Democracy Without Ballots

Democracy Without Ballots April 21, 2017

What might democracy mean in Africa? What, in particular, “might it mean in cultural contexts, like those in Africa, in which freedom is not reducible to the exercise of choice, the equivalent to homo politicus of shopping to homo economicus? In which the political subject . . . is not an ‘autonomous’ individual but a social being? In which, also, the rights of citizens—among them the right not just to speak but also to be heard, the right to the basic necessities of life, the right to protection from the state—are taken to be more important than, well, political shopping? In which, in other words, democracy is presumed to be more than a procedure, more a matter of substance?”(Jean and John Comaroff, Theory from the South).

They answer by noting a paradox they observed during an election in Botswana in the 1970s: “On one hand, this country was taken at the time to be the ur-model of a popular African democracy. And yet, in the run-up to the ballot, we heard and read—in the media, on the streets of the capital, in rural villages—challenges posed to the prevailing order of things. They called for the replacement of the multiparty system with a single-party government; this on the ground, contrary to everything assumed in the West, that the latter is more democratic, the former more prone to authoritarianism. In the vibrant political culture of the indigenous communities of this nation, democracy depends not on who rules, nor on their ideological dispositions, but on how they rule.”
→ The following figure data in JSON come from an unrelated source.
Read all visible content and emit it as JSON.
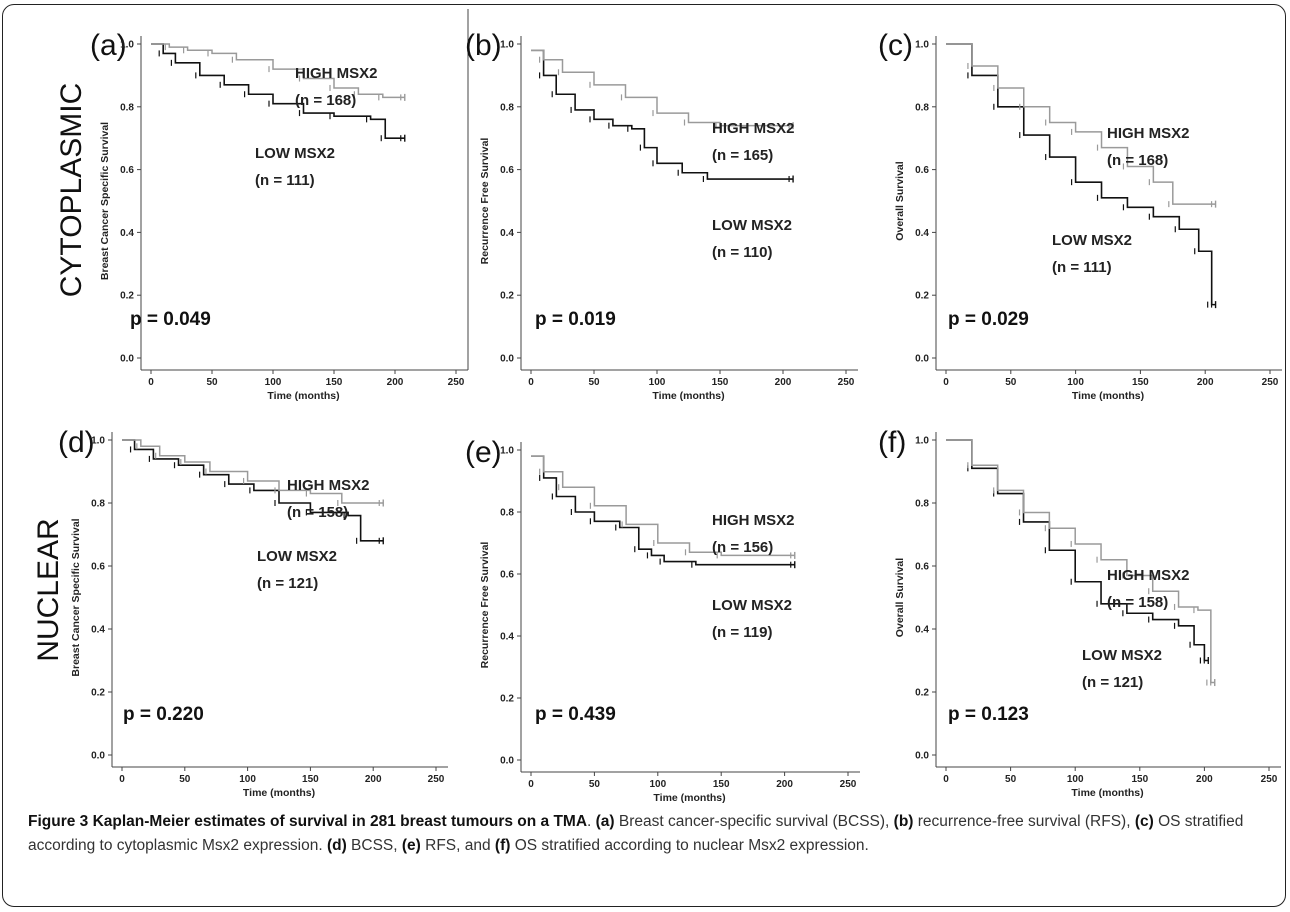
{
  "colors": {
    "high": "#9a9a9a",
    "low": "#111111",
    "axis": "#444444"
  },
  "row_labels": [
    "CYTOPLASMIC",
    "NUCLEAR"
  ],
  "caption": {
    "title": "Figure 3 Kaplan-Meier estimates of survival in 281 breast tumours on a TMA",
    "segments": [
      {
        "t": ". ",
        "b": false
      },
      {
        "t": "(a)",
        "b": true
      },
      {
        "t": " Breast cancer-specific survival (BCSS), ",
        "b": false
      },
      {
        "t": "(b)",
        "b": true
      },
      {
        "t": " recurrence-free survival (RFS), ",
        "b": false
      },
      {
        "t": "(c)",
        "b": true
      },
      {
        "t": " OS stratified according to cytoplasmic Msx2 expression. ",
        "b": false
      },
      {
        "t": "(d)",
        "b": true
      },
      {
        "t": " BCSS, ",
        "b": false
      },
      {
        "t": "(e)",
        "b": true
      },
      {
        "t": " RFS, and ",
        "b": false
      },
      {
        "t": "(f)",
        "b": true
      },
      {
        "t": " OS stratified according to nuclear Msx2 expression.",
        "b": false
      }
    ]
  },
  "chart_data": [
    {
      "type": "line",
      "panel": "(a)",
      "ylabel": "Breast Cancer Specific Survival",
      "xlabel": "Time (months)",
      "xlim": [
        0,
        250
      ],
      "ylim": [
        0,
        1.0
      ],
      "xticks": [
        "0",
        "50",
        "100",
        "150",
        "200",
        "250"
      ],
      "yticks": [
        "0.0",
        "0.2",
        "0.4",
        "0.6",
        "0.8",
        "1.0"
      ],
      "p_value": "p = 0.049",
      "annotations": [
        {
          "series": "high",
          "lines": [
            "HIGH MSX2",
            "(n = 168)"
          ]
        },
        {
          "series": "low",
          "lines": [
            "LOW MSX2",
            "(n = 111)"
          ]
        }
      ],
      "series": [
        {
          "key": "high",
          "x": [
            0,
            15,
            30,
            50,
            70,
            100,
            125,
            150,
            170,
            190,
            208
          ],
          "y": [
            1.0,
            0.99,
            0.98,
            0.97,
            0.95,
            0.92,
            0.89,
            0.86,
            0.84,
            0.83,
            0.83
          ]
        },
        {
          "key": "low",
          "x": [
            0,
            10,
            20,
            40,
            60,
            80,
            100,
            125,
            150,
            180,
            192,
            208
          ],
          "y": [
            1.0,
            0.97,
            0.94,
            0.9,
            0.87,
            0.84,
            0.81,
            0.78,
            0.77,
            0.76,
            0.7,
            0.7
          ]
        }
      ]
    },
    {
      "type": "line",
      "panel": "(b)",
      "ylabel": "Recurrence Free Survival",
      "xlabel": "Time (months)",
      "xlim": [
        0,
        250
      ],
      "ylim": [
        0,
        1.0
      ],
      "xticks": [
        "0",
        "50",
        "100",
        "150",
        "200",
        "250"
      ],
      "yticks": [
        "0.0",
        "0.2",
        "0.4",
        "0.6",
        "0.8",
        "1.0"
      ],
      "p_value": "p = 0.019",
      "annotations": [
        {
          "series": "high",
          "lines": [
            "HIGH MSX2",
            "(n = 165)"
          ]
        },
        {
          "series": "low",
          "lines": [
            "LOW MSX2",
            "(n = 110)"
          ]
        }
      ],
      "series": [
        {
          "key": "high",
          "x": [
            0,
            10,
            25,
            50,
            75,
            100,
            125,
            150,
            208
          ],
          "y": [
            0.98,
            0.95,
            0.91,
            0.87,
            0.83,
            0.78,
            0.75,
            0.74,
            0.74
          ]
        },
        {
          "key": "low",
          "x": [
            0,
            10,
            20,
            35,
            50,
            65,
            80,
            90,
            100,
            120,
            140,
            208
          ],
          "y": [
            0.98,
            0.9,
            0.84,
            0.79,
            0.76,
            0.74,
            0.73,
            0.67,
            0.62,
            0.59,
            0.57,
            0.57
          ]
        }
      ]
    },
    {
      "type": "line",
      "panel": "(c)",
      "ylabel": "Overall Survival",
      "xlabel": "Time (months)",
      "xlim": [
        0,
        250
      ],
      "ylim": [
        0,
        1.0
      ],
      "xticks": [
        "0",
        "50",
        "100",
        "150",
        "200",
        "250"
      ],
      "yticks": [
        "0.0",
        "0.2",
        "0.4",
        "0.6",
        "0.8",
        "1.0"
      ],
      "p_value": "p = 0.029",
      "annotations": [
        {
          "series": "high",
          "lines": [
            "HIGH MSX2",
            "(n = 168)"
          ]
        },
        {
          "series": "low",
          "lines": [
            "LOW MSX2",
            "(n = 111)"
          ]
        }
      ],
      "series": [
        {
          "key": "high",
          "x": [
            0,
            20,
            40,
            60,
            80,
            100,
            120,
            140,
            160,
            175,
            208
          ],
          "y": [
            1.0,
            0.93,
            0.86,
            0.8,
            0.75,
            0.72,
            0.67,
            0.61,
            0.56,
            0.49,
            0.49
          ]
        },
        {
          "key": "low",
          "x": [
            0,
            20,
            40,
            60,
            80,
            100,
            120,
            140,
            160,
            180,
            195,
            205,
            208
          ],
          "y": [
            1.0,
            0.9,
            0.8,
            0.71,
            0.64,
            0.56,
            0.51,
            0.48,
            0.45,
            0.41,
            0.34,
            0.17,
            0.17
          ]
        }
      ]
    },
    {
      "type": "line",
      "panel": "(d)",
      "ylabel": "Breast Cancer Specific Survival",
      "xlabel": "Time (months)",
      "xlim": [
        0,
        250
      ],
      "ylim": [
        0,
        1.0
      ],
      "xticks": [
        "0",
        "50",
        "100",
        "150",
        "200",
        "250"
      ],
      "yticks": [
        "0.0",
        "0.2",
        "0.4",
        "0.6",
        "0.8",
        "1.0"
      ],
      "p_value": "p = 0.220",
      "annotations": [
        {
          "series": "high",
          "lines": [
            "HIGH MSX2",
            "(n = 158)"
          ]
        },
        {
          "series": "low",
          "lines": [
            "LOW MSX2",
            "(n = 121)"
          ]
        }
      ],
      "series": [
        {
          "key": "high",
          "x": [
            0,
            15,
            30,
            50,
            70,
            100,
            125,
            150,
            175,
            208
          ],
          "y": [
            1.0,
            0.98,
            0.95,
            0.93,
            0.9,
            0.87,
            0.84,
            0.83,
            0.8,
            0.8
          ]
        },
        {
          "key": "low",
          "x": [
            0,
            10,
            25,
            45,
            65,
            85,
            105,
            125,
            150,
            180,
            190,
            208
          ],
          "y": [
            1.0,
            0.97,
            0.94,
            0.92,
            0.89,
            0.86,
            0.84,
            0.8,
            0.77,
            0.76,
            0.68,
            0.68
          ]
        }
      ]
    },
    {
      "type": "line",
      "panel": "(e)",
      "ylabel": "Recurrence Free Survival",
      "xlabel": "Time (months)",
      "xlim": [
        0,
        250
      ],
      "ylim": [
        0,
        1.0
      ],
      "xticks": [
        "0",
        "50",
        "100",
        "150",
        "200",
        "250"
      ],
      "yticks": [
        "0.0",
        "0.2",
        "0.4",
        "0.6",
        "0.8",
        "1.0"
      ],
      "p_value": "p = 0.439",
      "annotations": [
        {
          "series": "high",
          "lines": [
            "HIGH MSX2",
            "(n = 156)"
          ]
        },
        {
          "series": "low",
          "lines": [
            "LOW MSX2",
            "(n = 119)"
          ]
        }
      ],
      "series": [
        {
          "key": "high",
          "x": [
            0,
            10,
            25,
            50,
            75,
            100,
            125,
            150,
            208
          ],
          "y": [
            0.98,
            0.93,
            0.88,
            0.82,
            0.76,
            0.7,
            0.67,
            0.66,
            0.66
          ]
        },
        {
          "key": "low",
          "x": [
            0,
            10,
            20,
            35,
            50,
            70,
            85,
            95,
            105,
            130,
            208
          ],
          "y": [
            0.98,
            0.91,
            0.85,
            0.8,
            0.77,
            0.75,
            0.68,
            0.66,
            0.64,
            0.63,
            0.63
          ]
        }
      ]
    },
    {
      "type": "line",
      "panel": "(f)",
      "ylabel": "Overall Survival",
      "xlabel": "Time (months)",
      "xlim": [
        0,
        250
      ],
      "ylim": [
        0,
        1.0
      ],
      "xticks": [
        "0",
        "50",
        "100",
        "150",
        "200",
        "250"
      ],
      "yticks": [
        "0.0",
        "0.2",
        "0.4",
        "0.6",
        "0.8",
        "1.0"
      ],
      "p_value": "p = 0.123",
      "annotations": [
        {
          "series": "high",
          "lines": [
            "HIGH MSX2",
            "(n = 158)"
          ]
        },
        {
          "series": "low",
          "lines": [
            "LOW MSX2",
            "(n = 121)"
          ]
        }
      ],
      "series": [
        {
          "key": "high",
          "x": [
            0,
            20,
            40,
            60,
            80,
            100,
            120,
            140,
            160,
            180,
            195,
            205,
            208
          ],
          "y": [
            1.0,
            0.92,
            0.84,
            0.77,
            0.72,
            0.67,
            0.62,
            0.57,
            0.52,
            0.47,
            0.46,
            0.23,
            0.23
          ]
        },
        {
          "key": "low",
          "x": [
            0,
            20,
            40,
            60,
            80,
            100,
            120,
            140,
            160,
            180,
            192,
            200,
            203
          ],
          "y": [
            1.0,
            0.91,
            0.83,
            0.74,
            0.65,
            0.55,
            0.48,
            0.45,
            0.43,
            0.41,
            0.35,
            0.3,
            0.3
          ]
        }
      ]
    }
  ]
}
The situation sounds like a democratic ideal, but “there were no elections. Chiefs, after all, were not chosen by universal franchise. This was a culture of participation without parties, of government, bogosi, without ballots.” Political debate was intense, but it didn’t have to do with exercise of choice. Democracy was necessary mainly “if there was need to remove a sovereign who failed consistently to meet the standards of good government; publically attested performance, not the polling booth, was the ultimate source of legitimacy.”
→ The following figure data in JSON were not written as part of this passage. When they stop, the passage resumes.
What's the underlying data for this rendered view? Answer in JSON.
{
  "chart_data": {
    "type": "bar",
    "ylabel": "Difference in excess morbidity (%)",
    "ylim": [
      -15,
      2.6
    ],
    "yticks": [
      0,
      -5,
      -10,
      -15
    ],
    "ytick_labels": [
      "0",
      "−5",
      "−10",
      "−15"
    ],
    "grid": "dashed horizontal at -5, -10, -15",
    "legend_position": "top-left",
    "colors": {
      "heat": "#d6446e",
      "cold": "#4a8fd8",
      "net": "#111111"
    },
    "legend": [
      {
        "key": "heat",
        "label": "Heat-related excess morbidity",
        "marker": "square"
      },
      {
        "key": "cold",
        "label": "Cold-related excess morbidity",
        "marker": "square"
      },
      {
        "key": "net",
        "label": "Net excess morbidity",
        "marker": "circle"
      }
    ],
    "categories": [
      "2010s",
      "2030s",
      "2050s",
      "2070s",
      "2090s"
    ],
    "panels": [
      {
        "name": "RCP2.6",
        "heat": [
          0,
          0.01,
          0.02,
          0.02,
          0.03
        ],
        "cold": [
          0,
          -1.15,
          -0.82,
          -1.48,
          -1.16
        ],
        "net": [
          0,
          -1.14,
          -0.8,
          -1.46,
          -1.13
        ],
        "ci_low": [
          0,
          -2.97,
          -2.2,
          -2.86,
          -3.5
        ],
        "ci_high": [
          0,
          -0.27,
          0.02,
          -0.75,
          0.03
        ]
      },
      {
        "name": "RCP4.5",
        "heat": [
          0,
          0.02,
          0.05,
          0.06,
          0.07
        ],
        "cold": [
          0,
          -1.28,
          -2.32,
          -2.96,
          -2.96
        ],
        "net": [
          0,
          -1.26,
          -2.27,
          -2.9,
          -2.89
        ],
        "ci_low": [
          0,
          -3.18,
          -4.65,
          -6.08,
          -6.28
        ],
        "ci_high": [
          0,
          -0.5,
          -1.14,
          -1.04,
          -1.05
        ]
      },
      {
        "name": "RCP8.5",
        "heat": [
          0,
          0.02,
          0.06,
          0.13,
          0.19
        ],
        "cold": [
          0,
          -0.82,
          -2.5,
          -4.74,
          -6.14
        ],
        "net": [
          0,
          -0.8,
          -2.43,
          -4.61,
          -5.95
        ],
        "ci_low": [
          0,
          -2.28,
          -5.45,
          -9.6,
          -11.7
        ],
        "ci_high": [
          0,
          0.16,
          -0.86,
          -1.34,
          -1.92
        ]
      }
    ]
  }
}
From this, they conclude that Africans are not impressed with proceduralist/formalist democracy of West and don’t care to have it forced on them. There is “frank disillusion in many quarters—contempt, even—for market-friendly democracies that obsess over elections, but pay less attention to good government, accountability, or the rights and protections of their subjects.” They resist Western democracy, not in favor of authoritarianism but in favor of substantive democracy.